L’Assemblée nationale a franchi une nouvelle étape dans la réforme des institutions en adoptant, ce lundi 29 juin 2026, la proposition de loi n°17/2026 portant révision de la Constitution. Présentée comme une réforme destinée à consolider l’État de droit, elle introduit plusieurs dispositions touchant à la gouvernance, à la responsabilité des dirigeants et à la modernisation des institutions de la République.
L’une des principales innovations concerne le statut du chef de l’État. Désormais, le Président de la République ne pourra plus exercer simultanément les fonctions de chef de parti politique. Cette mesure vise à garantir une plus grande neutralité de la magistrature suprême et à conforter le rôle du Président comme arbitre des institutions.
Le texte met également fin au cumul des fonctions entre les responsabilités gouvernementales et les exécutifs locaux. Les membres du Gouvernement ne pourront plus être en même temps maires ou présidents de conseil départemental, une disposition destinée à favoriser une meilleure disponibilité des ministres et à limiter les conflits d’intérêts.

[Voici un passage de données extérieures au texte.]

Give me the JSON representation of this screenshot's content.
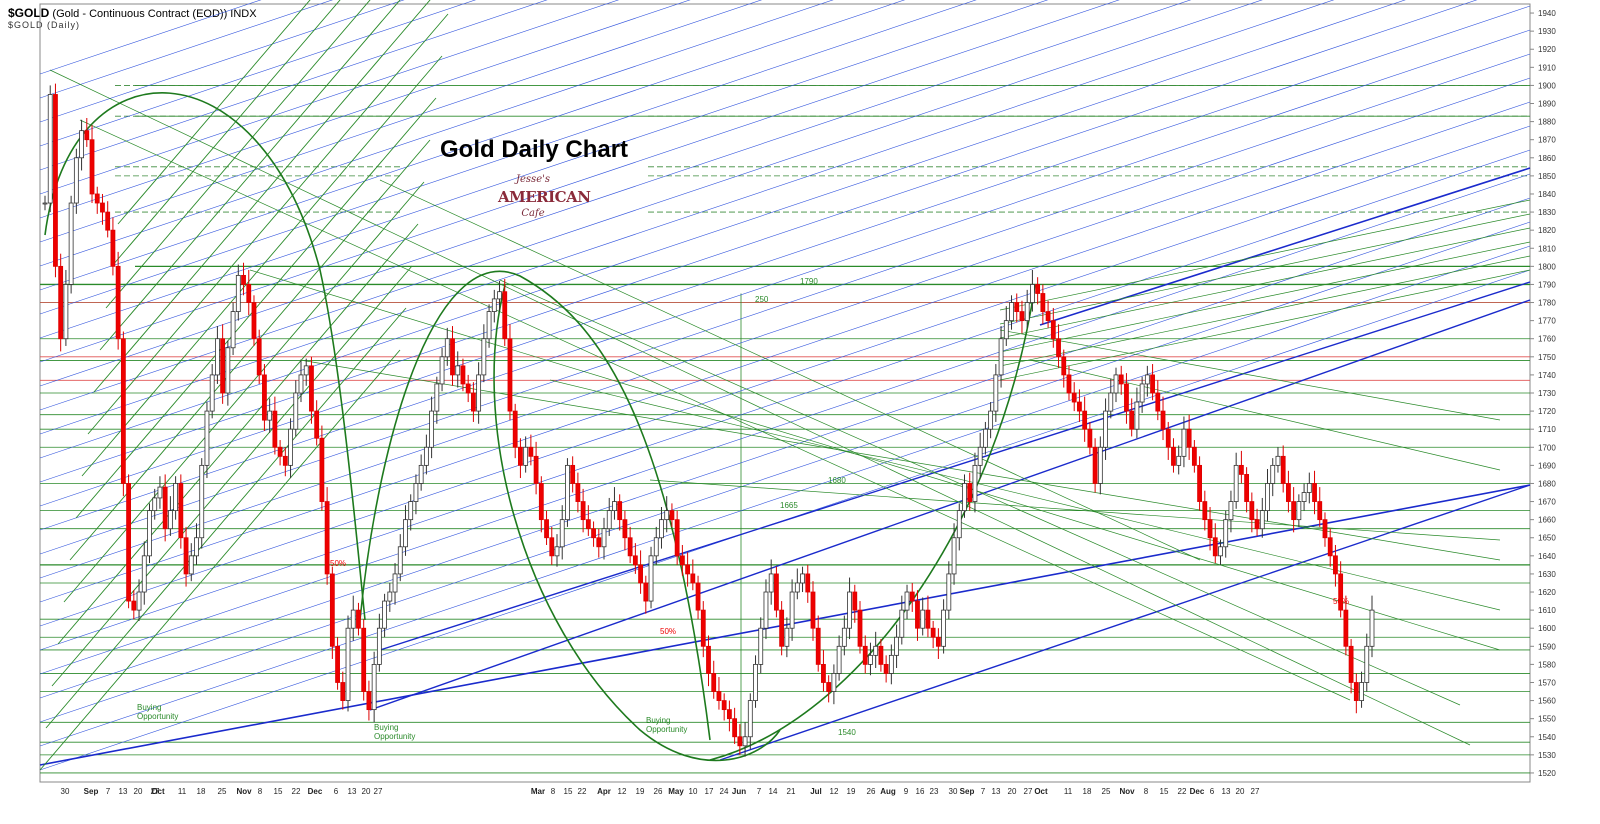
{
  "header": {
    "symbol": "$GOLD",
    "description": "(Gold - Continuous Contract (EOD)) INDX",
    "subline": "$GOLD (Daily)"
  },
  "chart_data": {
    "type": "candlestick",
    "title": "Gold Daily Chart",
    "logo": {
      "line1": "Jesse's",
      "line2": "AMERICAN",
      "line3": "Cafe"
    },
    "ylim": [
      1515,
      1945
    ],
    "y_ticks": [
      1520,
      1530,
      1540,
      1550,
      1560,
      1570,
      1580,
      1590,
      1600,
      1610,
      1620,
      1630,
      1640,
      1650,
      1660,
      1670,
      1680,
      1690,
      1700,
      1710,
      1720,
      1730,
      1740,
      1750,
      1760,
      1770,
      1780,
      1790,
      1800,
      1810,
      1820,
      1830,
      1840,
      1850,
      1860,
      1870,
      1880,
      1890,
      1900,
      1910,
      1920,
      1930,
      1940
    ],
    "x_labels": [
      "30",
      "Sep",
      "7",
      "13",
      "20",
      "27",
      "Oct",
      "11",
      "18",
      "25",
      "Nov",
      "8",
      "15",
      "22",
      "Dec",
      "6",
      "13",
      "20",
      "27",
      "Mar",
      "8",
      "15",
      "22",
      "Apr",
      "12",
      "19",
      "26",
      "May",
      "10",
      "17",
      "24",
      "Jun",
      "7",
      "14",
      "21",
      "Jul",
      "12",
      "19",
      "26",
      "Aug",
      "9",
      "16",
      "23",
      "30",
      "Sep",
      "7",
      "13",
      "20",
      "27",
      "Oct",
      "11",
      "18",
      "25",
      "Nov",
      "8",
      "15",
      "22",
      "Dec",
      "6",
      "13",
      "20",
      "27"
    ],
    "annotations": {
      "buying1": "Buying\nOpportunity",
      "buying2": "Buying\nOpportunity",
      "buying3": "Buying\nOpportunity",
      "pct1": "50%",
      "pct2": "50%",
      "pct3": "50%",
      "lvl_1790": "1790",
      "lvl_250": "250",
      "lvl_1680": "1680",
      "lvl_1665": "1665",
      "lvl_1540": "1540"
    },
    "horizontal_levels_green": [
      1900,
      1883,
      1800,
      1790,
      1780,
      1760,
      1748,
      1730,
      1718,
      1710,
      1700,
      1680,
      1665,
      1655,
      1635,
      1625,
      1605,
      1595,
      1588,
      1575,
      1565,
      1548,
      1537,
      1530,
      1520
    ],
    "horizontal_levels_red": [
      1780,
      1750,
      1737
    ],
    "horizontal_levels_dashed": [
      1900,
      1883,
      1855,
      1850,
      1830
    ],
    "closes": [
      1835,
      1895,
      1800,
      1760,
      1790,
      1835,
      1860,
      1875,
      1870,
      1840,
      1835,
      1830,
      1820,
      1800,
      1760,
      1680,
      1615,
      1610,
      1620,
      1640,
      1665,
      1672,
      1678,
      1655,
      1665,
      1680,
      1650,
      1630,
      1640,
      1650,
      1690,
      1720,
      1740,
      1760,
      1730,
      1755,
      1775,
      1795,
      1790,
      1780,
      1760,
      1740,
      1715,
      1720,
      1700,
      1695,
      1690,
      1710,
      1730,
      1740,
      1745,
      1720,
      1705,
      1670,
      1630,
      1590,
      1570,
      1560,
      1600,
      1610,
      1600,
      1565,
      1555,
      1580,
      1600,
      1615,
      1620,
      1630,
      1645,
      1660,
      1670,
      1680,
      1690,
      1700,
      1720,
      1735,
      1750,
      1760,
      1740,
      1745,
      1735,
      1730,
      1720,
      1740,
      1760,
      1775,
      1782,
      1786,
      1760,
      1720,
      1700,
      1690,
      1700,
      1695,
      1680,
      1660,
      1650,
      1640,
      1645,
      1660,
      1690,
      1680,
      1670,
      1660,
      1655,
      1650,
      1645,
      1655,
      1665,
      1670,
      1660,
      1650,
      1640,
      1635,
      1625,
      1615,
      1640,
      1650,
      1660,
      1665,
      1660,
      1640,
      1635,
      1630,
      1625,
      1610,
      1590,
      1575,
      1565,
      1560,
      1555,
      1550,
      1540,
      1535,
      1540,
      1560,
      1580,
      1600,
      1620,
      1630,
      1610,
      1590,
      1600,
      1620,
      1625,
      1630,
      1620,
      1600,
      1580,
      1570,
      1565,
      1575,
      1590,
      1600,
      1620,
      1610,
      1590,
      1580,
      1585,
      1590,
      1580,
      1575,
      1585,
      1595,
      1610,
      1620,
      1615,
      1600,
      1610,
      1600,
      1595,
      1590,
      1610,
      1630,
      1650,
      1665,
      1680,
      1670,
      1690,
      1700,
      1710,
      1720,
      1740,
      1760,
      1770,
      1780,
      1775,
      1770,
      1780,
      1790,
      1785,
      1775,
      1770,
      1760,
      1750,
      1740,
      1730,
      1725,
      1720,
      1710,
      1700,
      1680,
      1700,
      1720,
      1730,
      1740,
      1735,
      1720,
      1710,
      1725,
      1735,
      1740,
      1730,
      1720,
      1710,
      1700,
      1690,
      1695,
      1710,
      1700,
      1690,
      1670,
      1660,
      1650,
      1640,
      1645,
      1660,
      1670,
      1690,
      1685,
      1670,
      1660,
      1655,
      1665,
      1680,
      1690,
      1695,
      1680,
      1670,
      1660,
      1670,
      1675,
      1680,
      1670,
      1660,
      1650,
      1640,
      1630,
      1610,
      1590,
      1570,
      1560,
      1570,
      1590,
      1610
    ]
  }
}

La réforme introduit par ailleurs des garde-fous pendant la période de transition présidentielle. Les pouvoirs du Président sortant non réélu sont désormais encadrés afin d’empêcher la signature d’actes ou de contrats susceptibles d’engager durablement l’État ou de compromettre ses intérêts avant l’installation du nouveau pouvoir.
Autre innovation majeure, le texte consacre une définition juridique de la haute trahison. Cette clarification vise à mieux encadrer les conditions dans lesquelles la responsabilité du Président de la République peut être engagée conformément aux dispositions constitutionnelles.
Dans un souci de transparence et de bonne gouvernance, la révision constitutionnelle renforce également les obligations relatives à la déclaration de patrimoine. Le Président de la République devra désormais déclarer officiellement son patrimoine aussi bien à son entrée en fonction qu’à la fin de son mandat.
À travers cette adoption, l’Assemblée nationale affirme vouloir poursuivre le renforcement des institutions démocratiques, promouvoir une gouvernance plus exemplaire et consolider les mécanismes de redevabilité au sein de l’État.